O reconhecimento da criança e do adolescente como sujeitos de direitos foi fruto de um longo processo histórico e, para analisar, o caminho percorrido para que se pudesse sair das sombras e encontrar a luz, a autora, Josiane Rose Petry Veronese, pesquisadora sobre o Direito da Criança e do Adolescente, publicou pela Editora Lumen Juris, no ano de 2021, a obra Das sombras à luz: o reconhecimento da criança e do adolescente como sujeitos de direitos como resultado dos estudos decorrentes do estágio pós-doutoral em Direito, pela Universidade de Brasília. O estudo é dividido em 4 partes.

Na primeira parte, denominada “O Caminho Histórico-Normativo do Direito da Criança e do Adolescente”, Veronese traça, a partir de uma análise que combina Direito, arte e questões referentes à sociedade da época, o caminho percorrido para que a Doutrina da Proteção Integral pudesse ser consolidada internacionalmente. A autora aborda a questão polêmica de que “os pais eram genericamente frios, distantes e formais” em razão dos altos índices de mortalidade infantil, bem como o papel da escola na mudança do cenário da infância a partir do século XVII, em que os professores exerciam o papel de adestradores.

Este panorama muda quando é alterado o papel da família, que absorve a função de educar, com um tratamento mais humano para as crianças. A dinâmica social do século XVIII é destacada, com nítida divisão entre os pobres e os burgueses. As crianças da burguesia eram preparadas para receberem uma educação formal, enquanto as pobres iniciavam as jornadas de trabalho nas fábricas inglesas. Após abordar o panorama histórico, com foco na sociedade europeia, a autora inicia a análise sobre as primeiras iniciativas assistenciais a favor da criança e do adolescente no Brasil, destacando, no Brasil Império, a proibição de separar o filho do pai escravo e a Lei do Ventre Livre, que acabava por constituir uma nova forma de escravidão. No século XVIII surgiam as instituições de proteção à “infância desvalida”: roda dos expostos e recolhimentos para as meninas pobres.

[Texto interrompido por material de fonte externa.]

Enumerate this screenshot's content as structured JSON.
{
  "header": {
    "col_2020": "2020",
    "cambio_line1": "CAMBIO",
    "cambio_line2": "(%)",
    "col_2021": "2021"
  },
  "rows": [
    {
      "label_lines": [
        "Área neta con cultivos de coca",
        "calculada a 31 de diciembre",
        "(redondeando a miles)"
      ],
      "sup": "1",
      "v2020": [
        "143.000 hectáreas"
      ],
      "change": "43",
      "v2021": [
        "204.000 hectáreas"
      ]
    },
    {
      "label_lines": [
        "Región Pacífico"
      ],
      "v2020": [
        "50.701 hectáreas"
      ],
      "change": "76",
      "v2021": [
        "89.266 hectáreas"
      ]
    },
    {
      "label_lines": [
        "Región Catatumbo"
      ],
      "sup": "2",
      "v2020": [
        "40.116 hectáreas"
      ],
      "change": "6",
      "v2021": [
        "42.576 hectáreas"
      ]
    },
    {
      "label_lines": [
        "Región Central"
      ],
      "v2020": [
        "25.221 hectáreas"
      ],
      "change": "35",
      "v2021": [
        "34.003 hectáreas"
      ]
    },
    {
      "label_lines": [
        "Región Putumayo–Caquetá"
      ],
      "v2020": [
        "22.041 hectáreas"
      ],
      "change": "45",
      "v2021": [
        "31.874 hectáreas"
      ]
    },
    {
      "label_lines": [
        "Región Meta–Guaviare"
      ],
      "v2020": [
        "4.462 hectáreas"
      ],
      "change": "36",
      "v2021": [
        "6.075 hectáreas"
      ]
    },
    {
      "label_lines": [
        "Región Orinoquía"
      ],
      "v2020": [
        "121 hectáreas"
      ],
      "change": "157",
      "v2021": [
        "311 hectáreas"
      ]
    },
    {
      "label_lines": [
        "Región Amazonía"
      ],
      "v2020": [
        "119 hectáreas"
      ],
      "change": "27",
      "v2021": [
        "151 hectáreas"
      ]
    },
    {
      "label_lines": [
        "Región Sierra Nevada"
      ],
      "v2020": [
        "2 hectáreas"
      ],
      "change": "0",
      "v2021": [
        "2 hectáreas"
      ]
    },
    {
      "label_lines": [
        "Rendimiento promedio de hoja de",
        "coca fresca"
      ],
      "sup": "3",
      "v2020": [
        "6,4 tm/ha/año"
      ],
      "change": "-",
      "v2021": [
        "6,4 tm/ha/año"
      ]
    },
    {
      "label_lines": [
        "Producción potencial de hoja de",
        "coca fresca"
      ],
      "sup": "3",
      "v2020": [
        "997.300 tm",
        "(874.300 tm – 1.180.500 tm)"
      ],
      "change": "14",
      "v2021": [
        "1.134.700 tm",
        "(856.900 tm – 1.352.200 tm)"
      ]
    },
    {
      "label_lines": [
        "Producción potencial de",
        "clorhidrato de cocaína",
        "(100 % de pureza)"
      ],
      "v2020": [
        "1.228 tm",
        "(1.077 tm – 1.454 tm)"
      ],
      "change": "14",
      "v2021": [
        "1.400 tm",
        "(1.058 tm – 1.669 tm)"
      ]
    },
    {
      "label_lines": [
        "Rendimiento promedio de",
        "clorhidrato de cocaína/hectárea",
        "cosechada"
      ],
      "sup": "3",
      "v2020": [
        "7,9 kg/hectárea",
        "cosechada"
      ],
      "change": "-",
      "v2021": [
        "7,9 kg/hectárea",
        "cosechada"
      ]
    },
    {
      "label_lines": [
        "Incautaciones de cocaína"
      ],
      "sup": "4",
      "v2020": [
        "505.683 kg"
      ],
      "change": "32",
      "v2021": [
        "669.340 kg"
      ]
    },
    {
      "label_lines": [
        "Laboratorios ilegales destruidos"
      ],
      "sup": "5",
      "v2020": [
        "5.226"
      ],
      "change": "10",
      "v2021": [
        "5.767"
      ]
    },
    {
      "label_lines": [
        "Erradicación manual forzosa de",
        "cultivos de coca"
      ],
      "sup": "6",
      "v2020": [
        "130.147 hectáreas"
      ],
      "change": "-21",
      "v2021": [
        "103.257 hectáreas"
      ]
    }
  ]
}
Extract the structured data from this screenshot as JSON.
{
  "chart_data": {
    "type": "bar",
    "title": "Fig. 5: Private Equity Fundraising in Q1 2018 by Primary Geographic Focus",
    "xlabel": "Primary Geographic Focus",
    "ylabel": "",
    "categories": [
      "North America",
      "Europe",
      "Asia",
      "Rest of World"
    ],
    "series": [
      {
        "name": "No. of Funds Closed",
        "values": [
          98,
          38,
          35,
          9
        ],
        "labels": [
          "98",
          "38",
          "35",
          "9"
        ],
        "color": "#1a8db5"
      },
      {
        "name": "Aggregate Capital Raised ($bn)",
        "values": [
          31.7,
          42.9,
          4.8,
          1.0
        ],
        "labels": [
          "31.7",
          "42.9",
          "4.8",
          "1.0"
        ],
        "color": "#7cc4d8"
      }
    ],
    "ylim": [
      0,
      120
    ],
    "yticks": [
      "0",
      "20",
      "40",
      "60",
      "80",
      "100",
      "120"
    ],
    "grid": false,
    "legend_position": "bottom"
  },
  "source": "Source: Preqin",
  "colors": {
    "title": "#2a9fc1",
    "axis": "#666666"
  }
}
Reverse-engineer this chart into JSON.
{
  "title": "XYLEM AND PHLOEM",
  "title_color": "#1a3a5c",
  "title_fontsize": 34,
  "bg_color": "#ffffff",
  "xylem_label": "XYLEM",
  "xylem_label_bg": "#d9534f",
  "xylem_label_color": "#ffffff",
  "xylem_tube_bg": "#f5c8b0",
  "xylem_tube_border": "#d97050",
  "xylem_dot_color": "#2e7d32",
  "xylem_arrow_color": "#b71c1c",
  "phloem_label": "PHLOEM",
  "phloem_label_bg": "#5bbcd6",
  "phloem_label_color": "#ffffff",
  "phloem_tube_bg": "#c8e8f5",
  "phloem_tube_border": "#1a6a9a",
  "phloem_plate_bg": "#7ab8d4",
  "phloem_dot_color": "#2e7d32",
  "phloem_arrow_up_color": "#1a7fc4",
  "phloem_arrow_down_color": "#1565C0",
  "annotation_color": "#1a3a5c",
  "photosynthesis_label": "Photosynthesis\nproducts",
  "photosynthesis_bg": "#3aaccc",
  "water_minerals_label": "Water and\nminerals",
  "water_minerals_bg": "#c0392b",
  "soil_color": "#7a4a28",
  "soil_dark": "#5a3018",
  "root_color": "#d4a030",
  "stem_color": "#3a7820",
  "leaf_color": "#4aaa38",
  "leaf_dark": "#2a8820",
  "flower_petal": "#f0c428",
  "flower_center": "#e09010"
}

Tais instituições atuavam com base em preceitos assistenciais e religiosos, conferindo uma função social à criança marginalizada socialmente, já que muitas eram preparadas para servir às casas de pessoas com melhores condições financeiras. Em relação aos aspectos criminais, a Doutrina Penal do Menor tratava como não criminosos os menores de 09 anos de idade, sendo que para os demais havia autorização para que fossem retirados de suas famílias, consideradas desviadas, e colocados nas prisões dos adultos, já que não havia um local específico para estes infratores. Aqueles entre 09 e 14 anos de idade passariam por uma pesquisa de discernimento antes de serem recolhidos.

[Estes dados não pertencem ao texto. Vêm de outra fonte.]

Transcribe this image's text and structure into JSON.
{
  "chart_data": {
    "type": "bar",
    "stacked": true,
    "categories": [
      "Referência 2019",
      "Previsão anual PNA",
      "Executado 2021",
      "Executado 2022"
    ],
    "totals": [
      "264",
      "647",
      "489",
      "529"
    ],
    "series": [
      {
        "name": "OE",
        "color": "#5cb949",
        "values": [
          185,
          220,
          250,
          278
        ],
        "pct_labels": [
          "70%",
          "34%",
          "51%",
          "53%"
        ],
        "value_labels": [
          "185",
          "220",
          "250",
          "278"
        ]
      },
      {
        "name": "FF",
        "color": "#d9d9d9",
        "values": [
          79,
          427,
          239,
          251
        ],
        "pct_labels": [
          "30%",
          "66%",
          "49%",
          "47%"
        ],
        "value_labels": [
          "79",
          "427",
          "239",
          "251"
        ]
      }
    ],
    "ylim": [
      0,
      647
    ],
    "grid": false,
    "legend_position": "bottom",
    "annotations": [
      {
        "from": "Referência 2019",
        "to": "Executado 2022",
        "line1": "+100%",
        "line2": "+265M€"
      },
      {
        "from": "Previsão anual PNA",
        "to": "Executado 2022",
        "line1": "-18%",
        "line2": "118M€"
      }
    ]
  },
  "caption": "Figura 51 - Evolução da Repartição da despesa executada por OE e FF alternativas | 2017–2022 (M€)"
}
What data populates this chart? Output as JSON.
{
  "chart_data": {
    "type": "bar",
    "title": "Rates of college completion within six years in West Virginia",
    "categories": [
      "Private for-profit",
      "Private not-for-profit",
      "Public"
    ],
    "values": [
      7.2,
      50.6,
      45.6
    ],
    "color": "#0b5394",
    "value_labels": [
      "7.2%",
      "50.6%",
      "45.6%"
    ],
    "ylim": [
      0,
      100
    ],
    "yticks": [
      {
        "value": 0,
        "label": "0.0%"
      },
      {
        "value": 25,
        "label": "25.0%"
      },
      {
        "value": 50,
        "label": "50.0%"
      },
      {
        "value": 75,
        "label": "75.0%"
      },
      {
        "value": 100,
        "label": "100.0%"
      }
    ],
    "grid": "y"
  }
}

O critério do discernimento foi eliminado em 1921, passando a ser considerado como inimputável o menor de 14 anos. Em relação ao trabalho, as normas eram incapazes de surtir efeitos práticos, apesar da estipulação de uma idade mínima de 12 anos de idade. Demonstra a autora o surgimento da categoria ‘menor’ a partir do advento da República e das concepções higienistas da época, com destaque para a criação do Juízo privativo de menores e o papel desempenhado por José Cândido de Albuquerque Mello Mattos para esta construção. Também são feitas análises sobre o Código de Menores de 1927, marcando o nascimento do Direito do Menor.

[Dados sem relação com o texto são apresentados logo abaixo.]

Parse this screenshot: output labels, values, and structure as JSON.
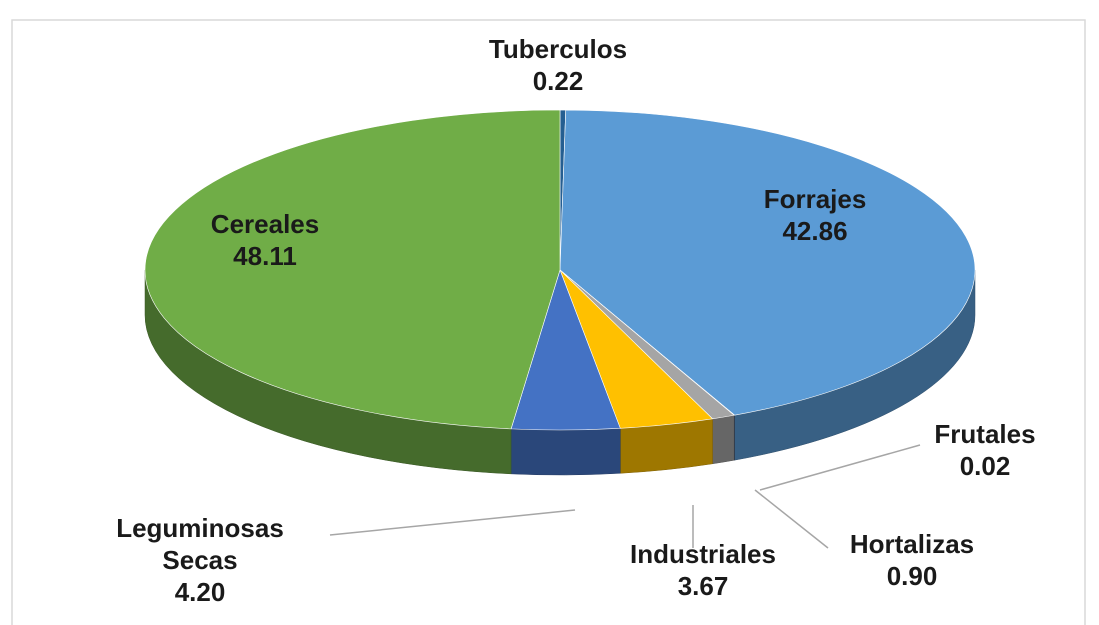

O panorama histórico, com destaque para concepção de institucionalização como única forma de salvar o menor, permite compreender as tentativas do governo de criar instituições como o Serviço de Assistência a Menores ou a Fundação Nacional do Bem-estar do Menor, que, na prática, apenas agravaram as desigualdades. Em 1979, a Doutrina da Situação Irregular é consolidada pelo Código de Menores de 1979, caracterizado pela criação da categoria ‘menor em situação irregular’, definida pela lei. A legislação, conforme análise feita pela autora da obra, a partir de estudos de Garcia Méndez, era ao mesmo tempo penal e tutelar. O processo de redemocratização do Brasil e de elaboração de uma nova Constituição permitiram a criação das bases necessárias para rompimento com a Doutrina da Situação Irregular e a inauguração de um novo marco para o tratamento jurídico conferido às crianças e aos adolescentes.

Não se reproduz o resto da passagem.